Mainwethering in the London Time Patrol office says:

"'I'd like to engage a private inquiry agent, but the only worthwhile one is entirely too clever. He operates on the principle that when one has eliminated the impossible, whatever remains, however improbable, must be the truth. And time trafficking may not be too improbable for him.'"
-Poul Anderson, Time Patrol (Riverdale, NY, 2006), pp. 21-22.

FBI agent Finch says:

"'When we've eliminated the impossible, whatever remains, however improbable, must be true.'"
-SM Stirling, Drakon (New York, 2000), p. 235.

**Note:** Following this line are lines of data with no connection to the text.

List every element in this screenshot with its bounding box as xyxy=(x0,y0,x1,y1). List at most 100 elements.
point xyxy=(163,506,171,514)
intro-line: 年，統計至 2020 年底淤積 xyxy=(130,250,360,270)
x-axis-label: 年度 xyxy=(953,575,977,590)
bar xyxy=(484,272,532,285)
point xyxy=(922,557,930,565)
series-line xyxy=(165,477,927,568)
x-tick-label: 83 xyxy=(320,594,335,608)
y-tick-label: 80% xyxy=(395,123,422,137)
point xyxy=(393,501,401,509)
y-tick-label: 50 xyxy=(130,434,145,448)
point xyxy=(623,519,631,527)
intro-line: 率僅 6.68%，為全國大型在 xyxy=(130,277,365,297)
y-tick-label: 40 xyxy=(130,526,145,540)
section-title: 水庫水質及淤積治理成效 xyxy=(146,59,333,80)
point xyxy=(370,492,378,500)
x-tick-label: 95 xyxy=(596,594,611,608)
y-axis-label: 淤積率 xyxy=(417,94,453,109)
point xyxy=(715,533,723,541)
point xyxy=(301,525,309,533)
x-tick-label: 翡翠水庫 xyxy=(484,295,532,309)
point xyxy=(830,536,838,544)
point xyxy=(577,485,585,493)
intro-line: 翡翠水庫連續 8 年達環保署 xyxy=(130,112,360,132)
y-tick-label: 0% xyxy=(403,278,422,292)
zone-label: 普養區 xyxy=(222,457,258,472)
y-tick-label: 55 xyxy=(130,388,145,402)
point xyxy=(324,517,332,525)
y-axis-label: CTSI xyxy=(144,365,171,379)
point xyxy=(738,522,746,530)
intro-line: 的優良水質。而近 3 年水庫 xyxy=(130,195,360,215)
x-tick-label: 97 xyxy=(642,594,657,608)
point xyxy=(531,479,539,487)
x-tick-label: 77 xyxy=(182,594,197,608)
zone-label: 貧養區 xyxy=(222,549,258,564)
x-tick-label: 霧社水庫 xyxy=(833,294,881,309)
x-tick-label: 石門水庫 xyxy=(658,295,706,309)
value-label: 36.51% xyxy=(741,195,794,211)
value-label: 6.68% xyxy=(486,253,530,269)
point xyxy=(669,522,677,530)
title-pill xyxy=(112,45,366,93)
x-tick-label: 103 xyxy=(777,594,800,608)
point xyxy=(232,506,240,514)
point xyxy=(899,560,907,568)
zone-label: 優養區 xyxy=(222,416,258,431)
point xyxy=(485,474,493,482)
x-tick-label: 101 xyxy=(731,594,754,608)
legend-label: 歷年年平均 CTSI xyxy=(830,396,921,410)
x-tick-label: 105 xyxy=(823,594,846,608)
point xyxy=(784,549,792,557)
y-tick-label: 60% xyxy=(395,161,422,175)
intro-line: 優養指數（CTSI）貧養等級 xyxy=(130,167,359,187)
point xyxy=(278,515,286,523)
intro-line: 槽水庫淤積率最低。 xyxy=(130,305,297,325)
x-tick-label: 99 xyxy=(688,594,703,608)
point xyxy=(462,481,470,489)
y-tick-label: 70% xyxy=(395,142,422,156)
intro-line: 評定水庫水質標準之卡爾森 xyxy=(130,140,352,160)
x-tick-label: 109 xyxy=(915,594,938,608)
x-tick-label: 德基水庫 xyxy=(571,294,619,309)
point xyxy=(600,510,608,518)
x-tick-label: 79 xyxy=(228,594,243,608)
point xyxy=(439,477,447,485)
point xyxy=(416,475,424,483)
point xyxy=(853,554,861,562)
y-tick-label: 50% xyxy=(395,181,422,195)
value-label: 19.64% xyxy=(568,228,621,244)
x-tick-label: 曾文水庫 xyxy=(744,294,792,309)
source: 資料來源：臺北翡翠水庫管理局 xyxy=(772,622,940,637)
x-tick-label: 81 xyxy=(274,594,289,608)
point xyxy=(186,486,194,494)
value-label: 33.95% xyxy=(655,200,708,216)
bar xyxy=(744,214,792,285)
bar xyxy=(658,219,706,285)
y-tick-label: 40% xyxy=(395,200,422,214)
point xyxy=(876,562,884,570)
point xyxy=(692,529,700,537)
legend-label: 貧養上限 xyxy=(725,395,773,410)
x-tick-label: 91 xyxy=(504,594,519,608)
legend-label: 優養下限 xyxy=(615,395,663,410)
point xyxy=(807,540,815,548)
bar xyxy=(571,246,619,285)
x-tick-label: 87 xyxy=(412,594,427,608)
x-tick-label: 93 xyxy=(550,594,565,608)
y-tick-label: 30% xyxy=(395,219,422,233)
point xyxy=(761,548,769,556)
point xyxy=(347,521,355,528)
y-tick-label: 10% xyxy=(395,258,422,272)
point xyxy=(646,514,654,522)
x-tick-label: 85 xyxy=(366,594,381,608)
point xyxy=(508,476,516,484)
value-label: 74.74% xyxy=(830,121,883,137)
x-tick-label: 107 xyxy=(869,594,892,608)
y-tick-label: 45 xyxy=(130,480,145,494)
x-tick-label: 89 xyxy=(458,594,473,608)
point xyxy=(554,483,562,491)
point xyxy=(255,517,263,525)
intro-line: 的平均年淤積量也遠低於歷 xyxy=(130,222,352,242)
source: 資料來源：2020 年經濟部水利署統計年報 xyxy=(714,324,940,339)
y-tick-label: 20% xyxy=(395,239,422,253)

Finch adds, "'Classical reference...'" (ibid.) when Henry looks blankly at her. Is there a detective who does not know about the Great Detective? After eliminating aliens, Finch concludes, "'Time traveler...'" (ibid.)

Later, when a time traveler informs Henry about the physical attributes of a future warrior, Henry wants to ask:

"...what about the blue tights and the cape?" (p. 243)

- thus confirming the comparison with superheroes and villains.

1 comment:

  1. Kaor, Paul!

    I wish I had caught the allusion to Sherlock Holmes! After all, I have read most of the Holmes stories. I usually concentrate on the story I'm reading, not paying enough attention to such classical allusions. Drat!